VOLATILI-  In molte località dare da mangiare ai piccioni è tabù: a Bergamo si rischiano 333 euro di multa e chi avesse per propria sfortuna un nido di piccione vicino alla propria casa ha anche l’obbligo di chiuderlo. A Venezia e Lucca la multa per gli amici di questi pennuti sale fino a 500 euro. Anche a Cesena la multa arriva fino a 520 euro, e non solo per chi dà da mangiare ai piccioni: anche per chi nutre i gatti randagi. ‘Amministrazione della città romagnola ha deciso “che non saranno concessi contributi, patrocinio e utilizzo di suolo pubblico a manifestazioni ed eventi che pubblicizzano in maniera diretta o indiretta marche di superalcolici”. Questo a partire dal 2009.

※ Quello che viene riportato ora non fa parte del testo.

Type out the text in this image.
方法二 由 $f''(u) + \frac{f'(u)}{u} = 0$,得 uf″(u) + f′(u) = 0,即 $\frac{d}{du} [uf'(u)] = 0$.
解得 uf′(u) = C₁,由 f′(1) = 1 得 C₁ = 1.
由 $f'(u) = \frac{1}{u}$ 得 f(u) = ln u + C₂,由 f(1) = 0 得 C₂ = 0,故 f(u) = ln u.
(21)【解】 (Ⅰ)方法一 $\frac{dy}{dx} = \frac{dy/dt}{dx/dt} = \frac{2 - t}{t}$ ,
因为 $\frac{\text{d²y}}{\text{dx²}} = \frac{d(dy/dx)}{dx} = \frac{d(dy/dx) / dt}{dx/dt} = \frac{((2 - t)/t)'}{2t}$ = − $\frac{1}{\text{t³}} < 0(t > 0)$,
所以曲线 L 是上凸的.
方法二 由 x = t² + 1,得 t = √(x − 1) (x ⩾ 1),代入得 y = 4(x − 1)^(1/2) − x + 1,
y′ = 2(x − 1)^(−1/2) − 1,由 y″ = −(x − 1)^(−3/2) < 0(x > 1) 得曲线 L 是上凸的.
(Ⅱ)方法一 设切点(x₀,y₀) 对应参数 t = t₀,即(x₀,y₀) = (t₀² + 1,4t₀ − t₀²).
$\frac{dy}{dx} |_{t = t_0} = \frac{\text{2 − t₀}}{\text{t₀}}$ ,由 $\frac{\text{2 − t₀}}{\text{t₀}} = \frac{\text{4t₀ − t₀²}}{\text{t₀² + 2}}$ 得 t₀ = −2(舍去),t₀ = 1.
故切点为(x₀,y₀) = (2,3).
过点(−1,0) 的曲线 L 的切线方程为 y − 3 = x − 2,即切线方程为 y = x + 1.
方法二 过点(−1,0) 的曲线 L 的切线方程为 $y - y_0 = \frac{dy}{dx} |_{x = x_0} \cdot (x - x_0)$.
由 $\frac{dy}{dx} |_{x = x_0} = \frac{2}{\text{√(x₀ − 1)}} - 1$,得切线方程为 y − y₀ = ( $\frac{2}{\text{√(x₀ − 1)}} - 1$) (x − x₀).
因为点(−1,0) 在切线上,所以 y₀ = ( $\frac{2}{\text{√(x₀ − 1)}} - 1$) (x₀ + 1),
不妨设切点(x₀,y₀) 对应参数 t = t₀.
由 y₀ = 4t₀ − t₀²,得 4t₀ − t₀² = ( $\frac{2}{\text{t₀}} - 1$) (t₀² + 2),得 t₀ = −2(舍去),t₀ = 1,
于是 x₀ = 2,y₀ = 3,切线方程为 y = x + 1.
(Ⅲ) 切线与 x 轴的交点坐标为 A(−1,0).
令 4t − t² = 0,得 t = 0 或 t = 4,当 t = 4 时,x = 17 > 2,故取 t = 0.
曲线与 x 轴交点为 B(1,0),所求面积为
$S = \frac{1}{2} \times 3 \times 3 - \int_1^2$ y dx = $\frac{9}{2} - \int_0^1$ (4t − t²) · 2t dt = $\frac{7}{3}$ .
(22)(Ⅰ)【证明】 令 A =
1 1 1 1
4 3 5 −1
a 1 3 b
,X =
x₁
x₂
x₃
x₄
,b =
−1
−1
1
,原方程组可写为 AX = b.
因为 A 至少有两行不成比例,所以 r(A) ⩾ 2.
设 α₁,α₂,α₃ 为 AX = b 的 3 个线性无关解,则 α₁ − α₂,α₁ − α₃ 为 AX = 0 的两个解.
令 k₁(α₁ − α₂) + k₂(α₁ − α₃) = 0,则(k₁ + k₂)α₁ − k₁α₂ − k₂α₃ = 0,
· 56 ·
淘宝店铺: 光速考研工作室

Si tratta di una scelta – precisa il Comune – che mira a sgombrare il campo da ogni contraddizione (anche culturale e di immagine) nei confronti di un fenomeno (il consumo di alcol) che “produce danni sociali enormi specie tra le generazioni più giovani. Le azioni di prevenzione e contrasto attuate contro questa vera e propria piaga non possono essere ridotte nella loro efficacia da messaggi del tenore opposto e dunque è intenzione della citta’ di Rimini di non continuare ad alimentare tale evidente incompatibilità”.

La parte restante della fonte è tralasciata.